As you read this, your company is experiencing a Customer Service Failure that neither you nor the person handling the problem is even aware of.
The hard part about maintaining customer satisfaction is that most representatives don’t know when they are facing a customer that is a victim of your failure.
Customer Service failures are sometimes hard to spot.
My example is my rental car company. I rent from one of the biggies (ok, it’s Avis) and have for years. I am very loyal – though it’s only because my other traveler friends say their rental car companies are just as bad – so why switch? That is a poor testimonial to customer service right there.
My story though is the typical car rental experience. I am one of those people that is supposed to land at the airport and go straight to my car, show my driver’s license at the gate and off I go. To know which car I should take, I get an email (maybe 10% of the time) with its location or I check a big display that has my name and the location of my car (25% of the time). The other two-thirds of the time the big board tells me I need to go to the service counter for preferred customers and – get this – wait in line to speak to someone that thinks that my waiting in line is a normal thing.
What a shame. The fact that I am in that line is an indication of an EXTREME Customer Service Failure. Every benefit I have of being an elite customer has already been frittered away and I have every right to expect someone that knows that and gives a darn. All I want is someone to say, “Good morning Mr. Stimson. I am sorry you had to wait in line today. I will get you on the road as quickly as I can.” It would be better if they just fixed the problem of having a car ready before I got there – but hey, if you can’t fix your operation, you really should focus on how you handle service failures. Just saying!
So Avis, if you are reading – teach your counter folks how important they are. I meet some of the most petulant, unpleasant people at your Preferred desks. In your defense, I also meet some wonderfully helpful folks including managers that have handed me the keys to luxury cars and said, “Just take this, sorry for the inconvenience.”

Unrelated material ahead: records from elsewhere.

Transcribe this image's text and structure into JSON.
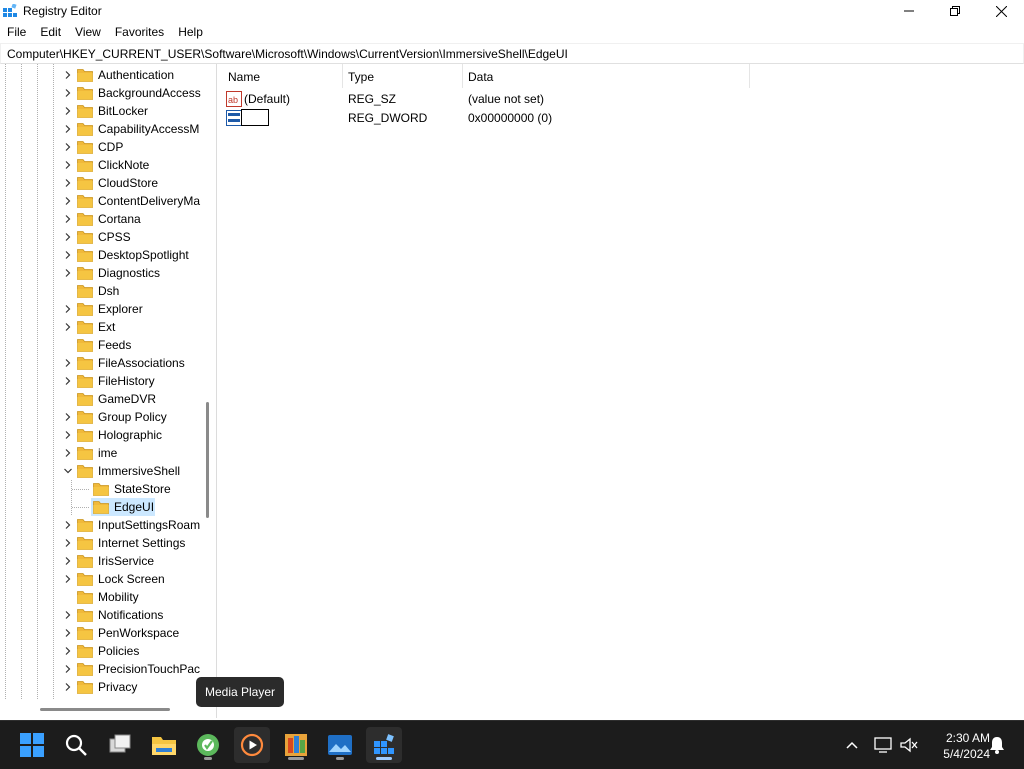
{
  "window": {
    "title": "Registry Editor"
  },
  "menu": [
    "File",
    "Edit",
    "View",
    "Favorites",
    "Help"
  ],
  "address": "Computer\\HKEY_CURRENT_USER\\Software\\Microsoft\\Windows\\CurrentVersion\\ImmersiveShell\\EdgeUI",
  "tree": {
    "items": [
      {
        "label": "Authentication",
        "level": 0,
        "expandable": true
      },
      {
        "label": "BackgroundAccess",
        "level": 0,
        "expandable": true
      },
      {
        "label": "BitLocker",
        "level": 0,
        "expandable": true
      },
      {
        "label": "CapabilityAccessM",
        "level": 0,
        "expandable": true
      },
      {
        "label": "CDP",
        "level": 0,
        "expandable": true
      },
      {
        "label": "ClickNote",
        "level": 0,
        "expandable": true
      },
      {
        "label": "CloudStore",
        "level": 0,
        "expandable": true
      },
      {
        "label": "ContentDeliveryMa",
        "level": 0,
        "expandable": true
      },
      {
        "label": "Cortana",
        "level": 0,
        "expandable": true
      },
      {
        "label": "CPSS",
        "level": 0,
        "expandable": true
      },
      {
        "label": "DesktopSpotlight",
        "level": 0,
        "expandable": true
      },
      {
        "label": "Diagnostics",
        "level": 0,
        "expandable": true
      },
      {
        "label": "Dsh",
        "level": 0,
        "expandable": false
      },
      {
        "label": "Explorer",
        "level": 0,
        "expandable": true
      },
      {
        "label": "Ext",
        "level": 0,
        "expandable": true
      },
      {
        "label": "Feeds",
        "level": 0,
        "expandable": false
      },
      {
        "label": "FileAssociations",
        "level": 0,
        "expandable": true
      },
      {
        "label": "FileHistory",
        "level": 0,
        "expandable": true
      },
      {
        "label": "GameDVR",
        "level": 0,
        "expandable": false
      },
      {
        "label": "Group Policy",
        "level": 0,
        "expandable": true
      },
      {
        "label": "Holographic",
        "level": 0,
        "expandable": true
      },
      {
        "label": "ime",
        "level": 0,
        "expandable": true
      },
      {
        "label": "ImmersiveShell",
        "level": 0,
        "expandable": true,
        "expanded": true
      },
      {
        "label": "StateStore",
        "level": 1,
        "expandable": false
      },
      {
        "label": "EdgeUI",
        "level": 1,
        "expandable": false,
        "selected": true
      },
      {
        "label": "InputSettingsRoam",
        "level": 0,
        "expandable": true
      },
      {
        "label": "Internet Settings",
        "level": 0,
        "expandable": true
      },
      {
        "label": "IrisService",
        "level": 0,
        "expandable": true
      },
      {
        "label": "Lock Screen",
        "level": 0,
        "expandable": true
      },
      {
        "label": "Mobility",
        "level": 0,
        "expandable": false
      },
      {
        "label": "Notifications",
        "level": 0,
        "expandable": true
      },
      {
        "label": "PenWorkspace",
        "level": 0,
        "expandable": true
      },
      {
        "label": "Policies",
        "level": 0,
        "expandable": true
      },
      {
        "label": "PrecisionTouchPac",
        "level": 0,
        "expandable": true
      },
      {
        "label": "Privacy",
        "level": 0,
        "expandable": true
      }
    ]
  },
  "list": {
    "headers": {
      "name": "Name",
      "type": "Type",
      "data": "Data"
    },
    "rows": [
      {
        "name": "(Default)",
        "type": "REG_SZ",
        "data": "(value not set)",
        "icon": "string-value-icon"
      },
      {
        "name": "",
        "type": "REG_DWORD",
        "data": "0x00000000 (0)",
        "icon": "dword-value-icon",
        "editing": true
      }
    ]
  },
  "tooltip": "Media Player",
  "taskbar": {
    "icons": [
      "windows-start-icon",
      "search-icon",
      "task-view-icon",
      "file-explorer-icon",
      "app-icon",
      "media-player-icon",
      "office-app-icon",
      "photos-app-icon",
      "registry-editor-icon"
    ],
    "time": "2:30 AM",
    "date": "5/4/2024"
  },
  "colors": {
    "selection": "#cce8ff",
    "taskbar": "#1c1c1c",
    "folder": "#f5c542"
  }
}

For the rest of you, continue to focus on improving operations to reduce mistakes, but you also need to pay attention to how your team recognizes and responds to customer service failures. Don’t make excuses. Don’t explain how it happened (unless the customer asks). And, while customers expect things to fail from time to time, they shouldn’t be responsible for reminding themselves to be tolerant. Sincere understanding and a polite apology from you will go a long, long way to mend the failure and earn another chance.